June 18, 2025 • 3 min read
Only 15% of Leaders Aim to Be at the Forefront of AI-Driven CX — Qualtrics + McKinsey Report

CEO & Founder
June 18, 2025

A new report from Qualtrics and McKinsey puts hard numbers behind what CX leaders have felt for years: AI isn’t just enhancing customer experience—it’s redefining it. But while 77% of executives say CX is a top priority, only 15% are positioning themselves to lead in the AI-powered future. This gap between urgency and action is where competitive advantage is being won—or lost.
📊 Key Findings from the Report:
$860B Value Opportunity: AI-enabled CX could drive up to $860B annually in EBITDA across B2B and B2C sectors.
Massive CX Prioritization, But…: 77% of executives say CX is a top priority — yet loyalty is declining.
Only 15% Aspire to Lead: Just 15% of execs aim to be at the forefront of AI-driven business transformation.
Market Share Growth Tied to CX: Companies prioritizing CX are 2.4x more likely to report gaining market share.
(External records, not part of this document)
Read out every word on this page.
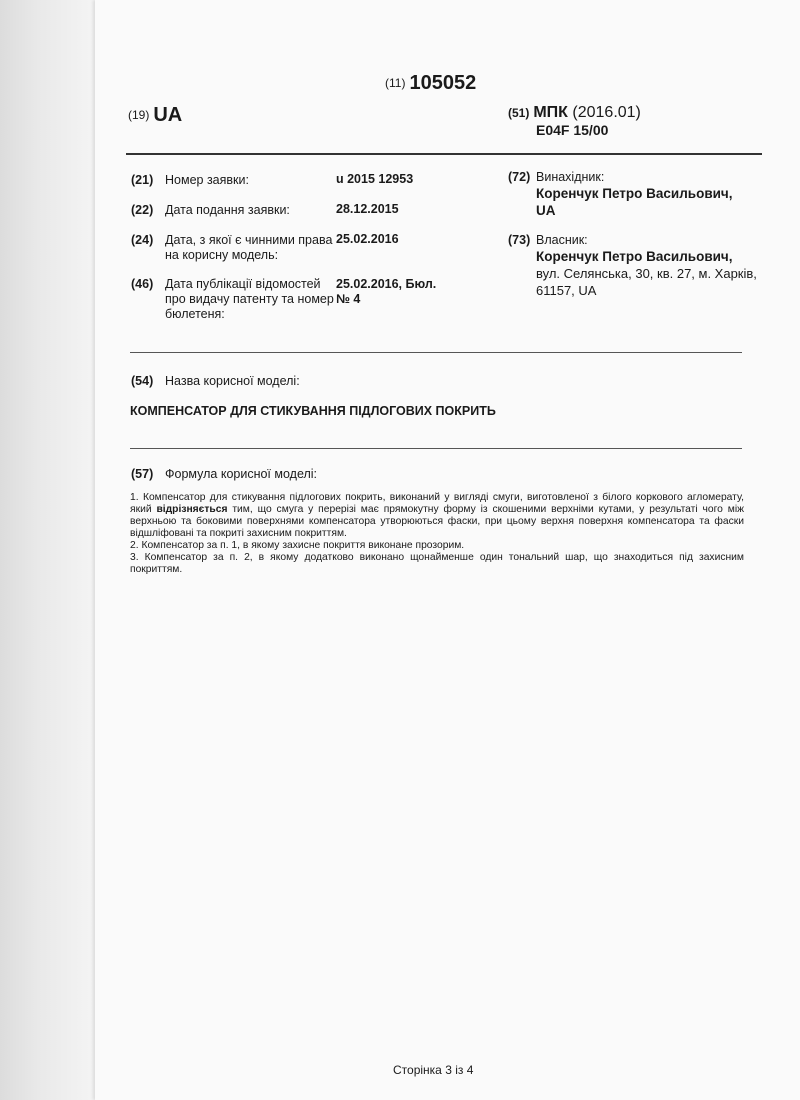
(11) 105052
(19) UA	(51) МПК (2016.01)
E04F 15/00
(21) Номер заявки:	u 2015 12953
(22) Дата подання заявки:	28.12.2015
(24) Дата, з якої є чинними права на корисну модель:
25.02.2016
(46) Дата публікації відомостей про видачу патенту та номер бюлетеня:
25.02.2016, Бюл. № 4
(72) Винахідник:
Коренчук Петро Васильович,
UA
(73) Власник:
Коренчук Петро Васильович,
вул. Селянська, 30, кв. 27, м. Харків, 61157, UA
(54) Назва корисної моделі:
КОМПЕНСАТОР ДЛЯ СТИКУВАННЯ ПІДЛОГОВИХ ПОКРИТЬ
(57) Формула корисної моделі:

1. Компенсатор для стикування підлогових покрить, виконаний у вигляді смуги, виготовленої з білого коркового агломерату, який відрізняється тим, що смуга у перерізі має прямокутну форму із скошеними верхніми кутами, у результаті чого між верхньою та боковими поверхнями компенсатора утворюються фаски, при цьому верхня поверхня компенсатора та фаски відшліфовані та покриті захисним покриттям.

2. Компенсатор за п. 1, в якому захисне покриття виконане прозорим.

3. Компенсатор за п. 2, в якому додатково виконано щонайменше один тональний шар, що знаходиться під захисним покриттям.

Сторінка 3 із 4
AI Momentum Building Fast: 84% expect measurable AI impact within five years; half within two.
CX Transformation Requires AI Maturity: Systematic AI implementation—not pilots—drives sustainable competitive advantage.
Agentic AI Is Coming: The next evolution goes beyond chatbots—toward AI agents that orchestrate decisions autonomously.
The CXF Take:
This report from Qualtrics and McKinsey lays bare a growing gap: ambition versus action. Executives understand AI’s transformative potential in CX — but few are moving with the urgency the market demands.
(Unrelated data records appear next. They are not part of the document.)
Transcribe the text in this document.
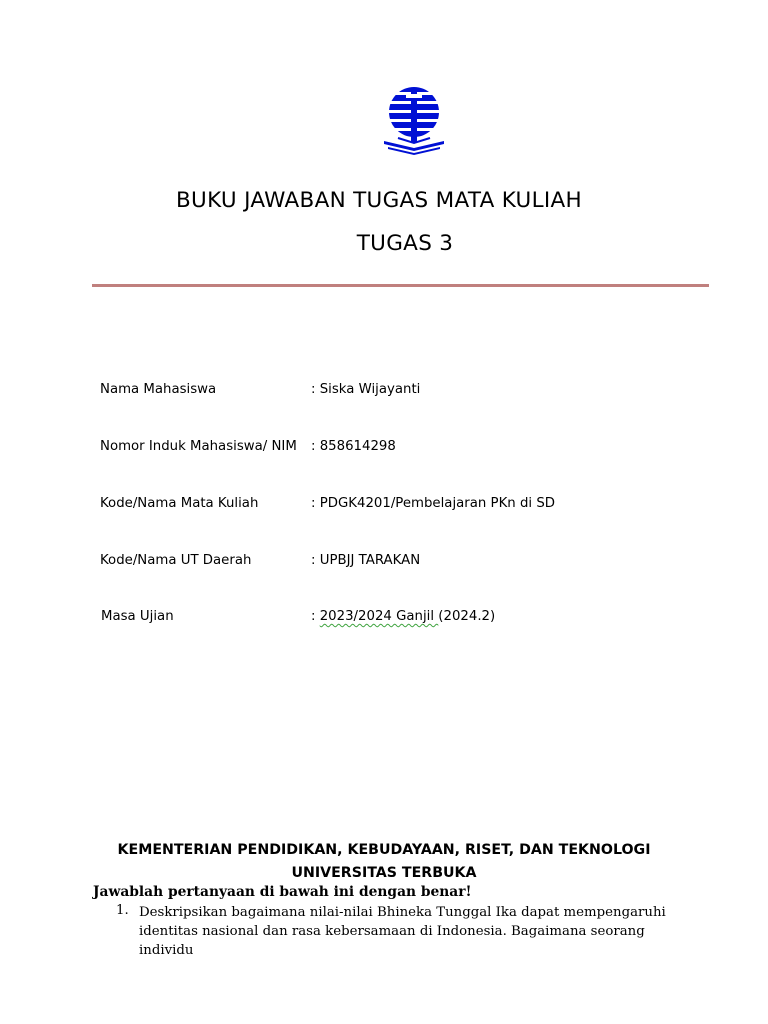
BUKU JAWABAN TUGAS MATA KULIAH
TUGAS 3
Nama Mahasiswa	: Siska Wijayanti
Nomor Induk Mahasiswa/ NIM : 858614298
Kode/Nama Mata Kuliah	: PDGK4201/Pembelajaran PKn di SD
Kode/Nama UT Daerah	: UPBJJ TARAKAN
Masa Ujian	: 2023/2024 Ganjil (2024.2)
KEMENTERIAN PENDIDIKAN, KEBUDAYAAN, RISET, DAN TEKNOLOGI
UNIVERSITAS TERBUKA
Jawablah pertanyaan di bawah ini dengan benar!
1. Deskripsikan bagaimana nilai-nilai Bhineka Tunggal Ika dapat mempengaruhi identitas nasional dan rasa kebersamaan di Indonesia. Bagaimana seorang individu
The $860B signal is clear: value creation is happening across three vectors — productivity, growth, and cost-to-serve. But here’s what too many leaders are missing: the compounding nature of AI. Unlike traditional tech, AI learns and scales. Early movers aren’t just improving—they’re accelerating.
What CXF sees on the front lines:
Companies still silo AI initiatives — running proof-of-concepts that never escape pilot purgatory.
Organizational inertia is real, especially when AI challenges legacy power structures.
Success belongs to operators who treat AI not as a tool—but as an operating system for experience.
The leap to agentic AI—intelligent systems that operate independently and adapt in real-time—will separate the next decade’s winners from the rest. Most brands will still be refining their feedback loops. Leaders? They’ll have agents that orchestrate, resolve, and optimize—before a human even logs in.